Now I do have an additional testsuite for master-next - the boilpot.
I fully realize rejecting things late is super expensive on everybody
and that's why all the things I could do automatic feedback on
individual patches super early on (the gerrit janitor and such).

But the boilpot is expensive. It takes days to weeks of intensive load
testing. While I'd love to subject every patch to this stress testing,
I only have one (now two) systems capable of this.

> It means that I can pass all the auto testing and get all the reviews
> and still there is a question mark over if/when it will land.  For me
> that created a sense of helplessness that was quite demotivating.
> Obviously it is good to find bugs, and those bugs need to be fixed,
> but
> they don't need to prevent landing.

Landing known buggy code sounds counter-productive. It increases the
number of failed tests and that makes new breakage harder to see and
hides some further breakage that would happen later in the already
broken codepath but ended up not being reached due to an earlier known
problem.

The other problem (you also see it spades with static code analysis) is
once the buggy problem has landed - the motivation on the part of
original developer suddenly vanes as they have other things to move to
now (not always the case, of course, but a very real concern).
Sure if there's no action for some time the patch could be reverted,
but that's even more expensive esp. as there could be other patches
building up not top preventing clear reverts and such.

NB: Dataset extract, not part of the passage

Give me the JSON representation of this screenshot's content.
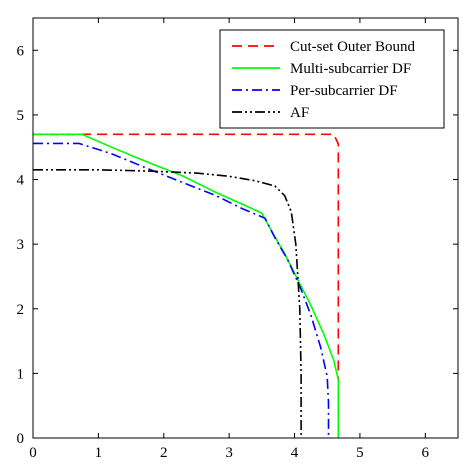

> I would feel more motivated if there were a clear process that was
> followed most of the time whereby once a series passed auto-testing
> and
> had sufficient reviews it would be expected to land e.g.  the next
> Monday.  Maybe it doesn't land in master, maybe in something else
> that
> gets merged after a stabilisation window, but it should land.

that's master-next, right? Granted we don't do specific stabilization
there and I do not have a good solution for predictable boilpot runs.

If you want to avoid surprises for your patches, I can publish my
boilpot scripts and you can run your own instance if you have the
hardware.
Or we can find some sponsors to have some sort of a shared public
instance where people could drop their patches to?

> If asynchronous testing then reports a problem that needs to be
> addressed.  Worst-case the patch might be reverted but that would be
> rare.  Often a small fix will make the problem go away.

The "small fix" better be reviewed in the full context though. Sure,
usually it's fine, but usually all patches are fine, the kind of
problems the boilpot finds are convoluted though.